From Sidon it is half a day’s journey to Sarepta (Sarfend), which
belongs to Sidon. Thence it is a half-day to New Tyre (Sur), which is
a very fine city, with a harbour in its midst.... There is no harbour
like this in the whole world. Tyre is a beautiful city.... In the
vicinity is found sugar of a high class, for men plant it here, and
people come from all lands to buy it. A man can ascend the walls of
New Tyre and see ancient Tyre, which the sea has now covered, lying at
a stone’s throw from the new city. And should one care to go forth by
boat, one can see the castles, market-places, streets, and palaces in
the bed of the sea (1907, emp. added.).
From this twelfth-century A.D. text, then, we learn that by that
period of time the city known as ancient Tyre lay completely buried
beneath the sea and a new city, most likely on some part of the
island, had been erected.
In addition, Benjamin Tudela’s quote corresponds precisely to the
statement that the prophet made in the latter part of chapter 26: “For
thus says the Lord God: ‘When I make you a desolate city, like the
cities that are not inhabited, when I bring the deep upon you, and
great waters cover you’” (26:19, emp. added).
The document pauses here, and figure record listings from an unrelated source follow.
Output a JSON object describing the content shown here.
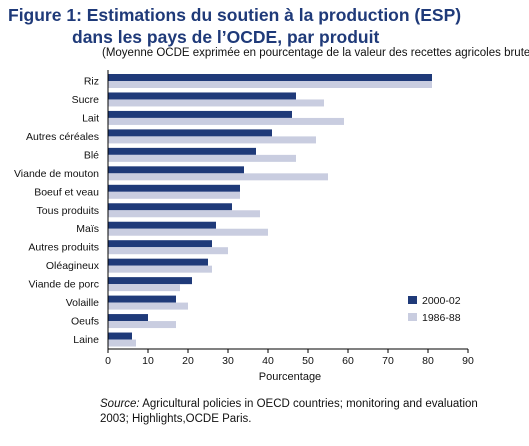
{
  "title_line1": "Figure 1: Estimations du soutien à la production (ESP)",
  "title_line2": "dans les pays de l’OCDE, par produit",
  "subtitle": "(Moyenne OCDE exprimée en pourcentage de la valeur des recettes agricoles brutes)",
  "source_label": "Source:",
  "source_text": " Agricultural policies in OECD countries; monitoring and evaluation 2003; Highlights,OCDE Paris.",
  "chart_data": {
    "type": "bar",
    "orientation": "horizontal",
    "categories": [
      "Riz",
      "Sucre",
      "Lait",
      "Autres céréales",
      "Blé",
      "Viande de mouton",
      "Boeuf et veau",
      "Tous produits",
      "Maïs",
      "Autres produits",
      "Oléagineux",
      "Viande de porc",
      "Volaille",
      "Oeufs",
      "Laine"
    ],
    "series": [
      {
        "name": "2000-02",
        "color": "#1f3a79",
        "values": [
          81,
          47,
          46,
          41,
          37,
          34,
          33,
          31,
          27,
          26,
          25,
          21,
          17,
          10,
          6
        ]
      },
      {
        "name": "1986-88",
        "color": "#c9cde0",
        "values": [
          81,
          54,
          59,
          52,
          47,
          55,
          33,
          38,
          40,
          30,
          26,
          18,
          20,
          17,
          7
        ]
      }
    ],
    "xlabel": "Pourcentage",
    "xlim": [
      0,
      90
    ],
    "xticks": [
      0,
      10,
      20,
      30,
      40,
      50,
      60,
      70,
      80,
      90
    ],
    "grid": false,
    "legend_position": "bottom-right"
  }
}
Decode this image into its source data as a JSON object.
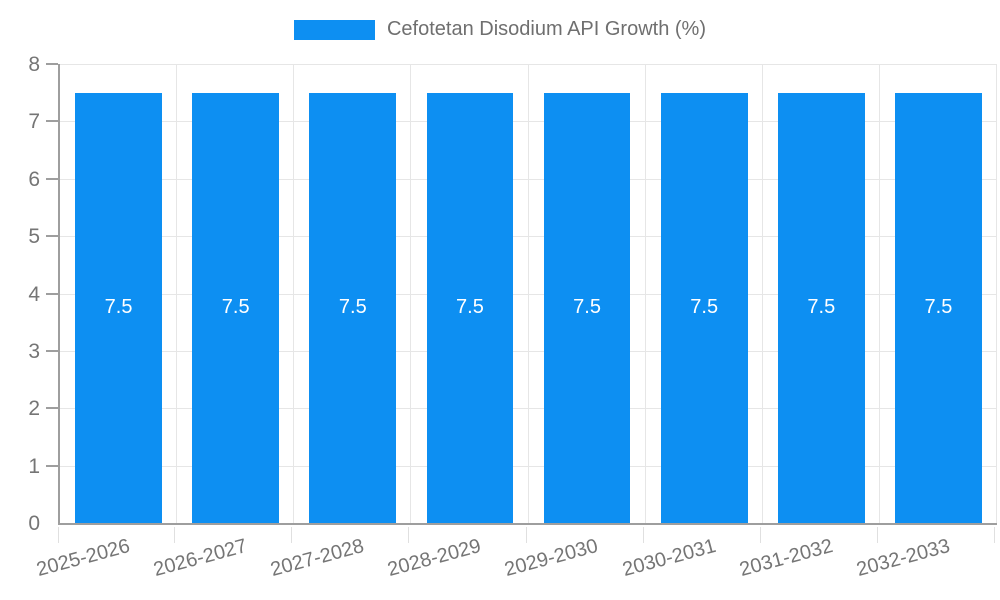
{
  "legend": {
    "label": "Cefotetan Disodium API Growth (%)"
  },
  "colors": {
    "bar": "#0d8ff2",
    "axis_line": "#9e9e9e",
    "h_gridline": "#e6e6e6",
    "v_gridline": "#e6e6e6",
    "y_tick": "#9e9e9e",
    "x_tick": "#e0e0e0",
    "tick_label": "#757575",
    "legend_text": "#6f6f6f",
    "bar_label": "#ffffff",
    "background": "#ffffff"
  },
  "chart_data": {
    "type": "bar",
    "title": "",
    "xlabel": "",
    "ylabel": "",
    "categories": [
      "2025-2026",
      "2026-2027",
      "2027-2028",
      "2028-2029",
      "2029-2030",
      "2030-2031",
      "2031-2032",
      "2032-2033"
    ],
    "series": [
      {
        "name": "Cefotetan Disodium API Growth (%)",
        "values": [
          7.5,
          7.5,
          7.5,
          7.5,
          7.5,
          7.5,
          7.5,
          7.5
        ]
      }
    ],
    "value_labels": [
      "7.5",
      "7.5",
      "7.5",
      "7.5",
      "7.5",
      "7.5",
      "7.5",
      "7.5"
    ],
    "y_ticks": [
      0,
      1,
      2,
      3,
      4,
      5,
      6,
      7,
      8
    ],
    "ylim": [
      0,
      8
    ],
    "grid": "on",
    "legend_position": "top"
  }
}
These prophecies have been so amazingly accurately fulfilled, that it caused some scholars to doubt the date of its composition (the book of Ezekiel). But in reality it couldn't have been composed or even edited later than the second century BC (the time most of the Septuagint was written), and since the destruction of Tyre happened in the year 332 BC, there is not much room left for parts to have been inserted by editors. There is more evidence that the book has not been tampered with (since the prophecies of Ezekiel were written down during the exile), since the seemingly unfulfilled parts (the part with Nebuchadnezzar destroying Tyre, see below) were not excised from the book. In any case, the other two prophecies were surely not fulfilled until much later after the books of the Tanakh were canonized and reviewed by multitudes of people.
The block quotes are cited from http://apologeticspress.org/apcontent.aspx?category=13&article=1790
Regarding the unfulfilled prophecy of Nebuchadnezzar destroying Tyre, see previous link where he tries to resolve the issue, however in my opinion the issue still remains unresolved.